I found a solution, it’s not the most graceful, but it works: docker-in-docker

services:
  svc:
    image: docker:28-dind
    entrypoint: [sh, -c]
    command: >-
      'exec docker run
      --interactive
      --user 0:0
      -e DISPATCHARR_ENV=aio
      -e REDIS_HOST=localhost
      -e CELERY_BROKER_URL=redis://localhost:6379/0
      -e DISPATCHARR_LOG_LEVEL=info
      -v /docker/data/dispatcharr:/data
      --name=dispatcharr_svc_sub
      --network=traefik
      --device=/dev/dri/renderD128:/dev/dri/renderD128
      --device=/dev/dri/card0:/dev/dri/card0
      --rm
      ghcr.io/dispatcharr/dispatcharr:latest'
    volumes:
      - /etc/docker/daemon.json:/etc/docker/daemon.json:ro
      - /var/run/docker.sock:/var/run/docker.sock
    deploy:
      mode: replicated
      replicas: 1
      update_config:
        order: stop-first
      placement:
        constraints:
          - node.labels.gpu == true
      labels:
        - traefik.enable=true
        - traefik.http.routers.dispatcharr.entrypoints=https
        - traefik.http.services.dispatcharr.loadbalancer.server.url=http://dispatcharr_svc_sub:9191
        - traefik.swarm.network=traefik
    networks:
      - traefik

networks:
  traefik:
    external: true

To take this apart, this is actually two containers:

“Outer” container

This is what the swarm will schedule on the cluster. It runs the docker-in-docker (“dind”) image, and it mounts in both the docker socket and /etc/docker/daemon.json file from the host it lands on. The daemon.json config is optional. Note: this doesn’t need to be a swarm manager socket, as it won’t be interacting with the swarm. Most importantly, it runs the normal docker command to start an “inner” docker container (docker run …). I also added a placement constraint so it will only land on the systems I want it to node.labels.gpu == true even though this container itself doesn’t mount or use the GPUs.

“Inner” container

This is a non-swarm docker container that just happens to be running on the same host. Despite calling them inner & outer, these containers aren’t “nested”, they’re running beside each other on the host, so volume and device mounts are directly on the same host itself, not to each other. This has full access to --device, and --privileged, etc, like any normal docker container. In my case, I add the devices --device=/dev/dri/renderD128:/dev/dri/renderD128 and --device=/dev/dri/card0:/dev/dri/card0 to access the GPU. In this example, it’s running dispatcharr.

Linking

The outer container calls the inner container with --interactive, which means that if the swarm container is rescheduled for any reason, it will cascade-stop the inner container. Likewise, if anything happens to the inner container, the outer container’s command will exit, stopping the the outer container too, which will be rescheduled by the swarm orchestration.

Storage

In my case, there’s a local mount to /docker/data/dispatcharr, which is a location on glusterfs, mounted on all nodes.

Networking

Networking is unfortunately complex and painful. In this case, the inner container will open port 9191 (in my case, this isn’t exposed, but could be by adding -p 9191:9191), but that land on any host in the swarm, and will move around.
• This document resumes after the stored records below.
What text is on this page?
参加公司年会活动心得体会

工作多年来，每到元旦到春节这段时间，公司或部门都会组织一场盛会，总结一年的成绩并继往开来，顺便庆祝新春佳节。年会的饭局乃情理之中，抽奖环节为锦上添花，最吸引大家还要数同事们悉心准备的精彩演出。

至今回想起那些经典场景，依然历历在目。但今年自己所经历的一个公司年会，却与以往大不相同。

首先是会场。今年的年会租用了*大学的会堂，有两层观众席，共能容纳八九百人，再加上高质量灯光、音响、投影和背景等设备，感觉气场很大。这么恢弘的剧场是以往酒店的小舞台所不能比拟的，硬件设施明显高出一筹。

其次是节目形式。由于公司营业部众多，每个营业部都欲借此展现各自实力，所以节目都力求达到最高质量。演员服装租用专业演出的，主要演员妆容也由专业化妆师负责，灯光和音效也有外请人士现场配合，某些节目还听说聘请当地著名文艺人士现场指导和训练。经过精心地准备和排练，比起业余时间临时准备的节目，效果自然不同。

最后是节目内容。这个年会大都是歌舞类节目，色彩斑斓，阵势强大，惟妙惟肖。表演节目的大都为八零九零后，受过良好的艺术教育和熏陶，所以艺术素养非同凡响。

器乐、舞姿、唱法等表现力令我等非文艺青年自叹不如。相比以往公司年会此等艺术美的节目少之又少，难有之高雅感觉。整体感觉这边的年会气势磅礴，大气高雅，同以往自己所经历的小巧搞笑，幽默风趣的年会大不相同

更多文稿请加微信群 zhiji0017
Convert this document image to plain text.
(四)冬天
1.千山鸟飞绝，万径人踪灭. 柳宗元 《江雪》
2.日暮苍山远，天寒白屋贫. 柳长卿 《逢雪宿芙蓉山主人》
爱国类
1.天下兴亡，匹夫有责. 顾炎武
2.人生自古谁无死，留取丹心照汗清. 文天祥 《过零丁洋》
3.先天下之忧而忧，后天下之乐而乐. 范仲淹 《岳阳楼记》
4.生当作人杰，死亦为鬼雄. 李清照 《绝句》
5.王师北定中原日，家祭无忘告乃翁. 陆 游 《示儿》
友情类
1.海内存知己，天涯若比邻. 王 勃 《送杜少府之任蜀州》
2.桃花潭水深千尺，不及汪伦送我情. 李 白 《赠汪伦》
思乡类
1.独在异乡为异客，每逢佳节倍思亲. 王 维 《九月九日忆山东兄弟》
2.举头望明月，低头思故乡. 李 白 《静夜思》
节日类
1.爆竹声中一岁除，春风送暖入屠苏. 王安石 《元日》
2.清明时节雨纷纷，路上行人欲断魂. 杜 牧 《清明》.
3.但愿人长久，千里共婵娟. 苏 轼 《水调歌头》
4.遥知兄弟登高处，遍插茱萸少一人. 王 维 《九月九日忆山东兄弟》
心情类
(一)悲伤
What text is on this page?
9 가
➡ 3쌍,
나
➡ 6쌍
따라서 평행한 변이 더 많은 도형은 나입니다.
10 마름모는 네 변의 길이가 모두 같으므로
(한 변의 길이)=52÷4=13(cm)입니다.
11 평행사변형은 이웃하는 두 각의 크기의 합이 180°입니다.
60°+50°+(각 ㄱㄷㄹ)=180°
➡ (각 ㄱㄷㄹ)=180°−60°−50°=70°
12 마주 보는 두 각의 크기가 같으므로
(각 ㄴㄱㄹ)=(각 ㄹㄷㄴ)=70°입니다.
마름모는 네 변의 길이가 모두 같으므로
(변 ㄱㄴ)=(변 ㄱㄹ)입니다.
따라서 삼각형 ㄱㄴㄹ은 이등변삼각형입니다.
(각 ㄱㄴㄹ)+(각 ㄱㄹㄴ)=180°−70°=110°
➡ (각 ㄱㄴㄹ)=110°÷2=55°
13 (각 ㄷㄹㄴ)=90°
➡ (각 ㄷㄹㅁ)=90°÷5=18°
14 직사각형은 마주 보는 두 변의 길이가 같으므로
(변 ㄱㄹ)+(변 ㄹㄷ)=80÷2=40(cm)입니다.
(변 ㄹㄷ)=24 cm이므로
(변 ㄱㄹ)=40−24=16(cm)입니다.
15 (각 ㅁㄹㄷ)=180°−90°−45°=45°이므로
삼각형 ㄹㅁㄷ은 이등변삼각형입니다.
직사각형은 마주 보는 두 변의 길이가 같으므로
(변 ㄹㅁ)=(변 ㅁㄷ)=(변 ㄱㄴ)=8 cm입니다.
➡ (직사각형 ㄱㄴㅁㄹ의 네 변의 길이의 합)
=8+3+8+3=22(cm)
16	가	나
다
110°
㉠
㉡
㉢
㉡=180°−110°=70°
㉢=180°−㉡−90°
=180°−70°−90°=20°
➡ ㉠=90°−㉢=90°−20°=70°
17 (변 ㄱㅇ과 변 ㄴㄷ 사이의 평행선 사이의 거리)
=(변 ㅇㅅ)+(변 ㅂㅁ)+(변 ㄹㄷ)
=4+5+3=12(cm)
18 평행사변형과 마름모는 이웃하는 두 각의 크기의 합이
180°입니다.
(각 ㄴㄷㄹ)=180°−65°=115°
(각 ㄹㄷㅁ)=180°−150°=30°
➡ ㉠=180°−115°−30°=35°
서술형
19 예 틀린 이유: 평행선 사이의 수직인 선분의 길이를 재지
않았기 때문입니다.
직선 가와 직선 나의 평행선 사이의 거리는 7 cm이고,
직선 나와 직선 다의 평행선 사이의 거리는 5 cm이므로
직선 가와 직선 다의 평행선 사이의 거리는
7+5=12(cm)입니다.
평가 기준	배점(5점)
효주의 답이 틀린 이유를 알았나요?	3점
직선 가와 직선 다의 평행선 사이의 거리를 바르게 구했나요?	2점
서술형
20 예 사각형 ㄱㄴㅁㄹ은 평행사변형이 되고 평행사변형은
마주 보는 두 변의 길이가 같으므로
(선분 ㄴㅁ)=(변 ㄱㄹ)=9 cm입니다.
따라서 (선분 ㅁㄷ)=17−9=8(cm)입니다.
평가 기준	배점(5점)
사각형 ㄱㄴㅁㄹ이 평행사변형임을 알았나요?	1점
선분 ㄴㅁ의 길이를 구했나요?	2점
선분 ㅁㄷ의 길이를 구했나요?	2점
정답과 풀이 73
I’m using traefik as an ingress, but since the inner container isn’t on the swarm, it won’t be seen by traefik’s swarm provider.

There’s many solutions, but here is mine: Connect the inner container to the traefik network --network=traefik (which requires it to be “attachable”), set a predictable name --name=dispatcharr_svc_sub, then have the outer container set labels that traefik will pick up - traefik.http.services.dispatcharr.loadbalancer.server.url=http://dispatcharr_svc_sub:9191 that point at the predictable name, on the predictable port, which is a container conveniently on the traefik network, so treafik can reach it.

This networking setup has trade-offs, as I’m limited to one instance of the container, and stop-first is required so I don’t run into a name conflict with the predictable name.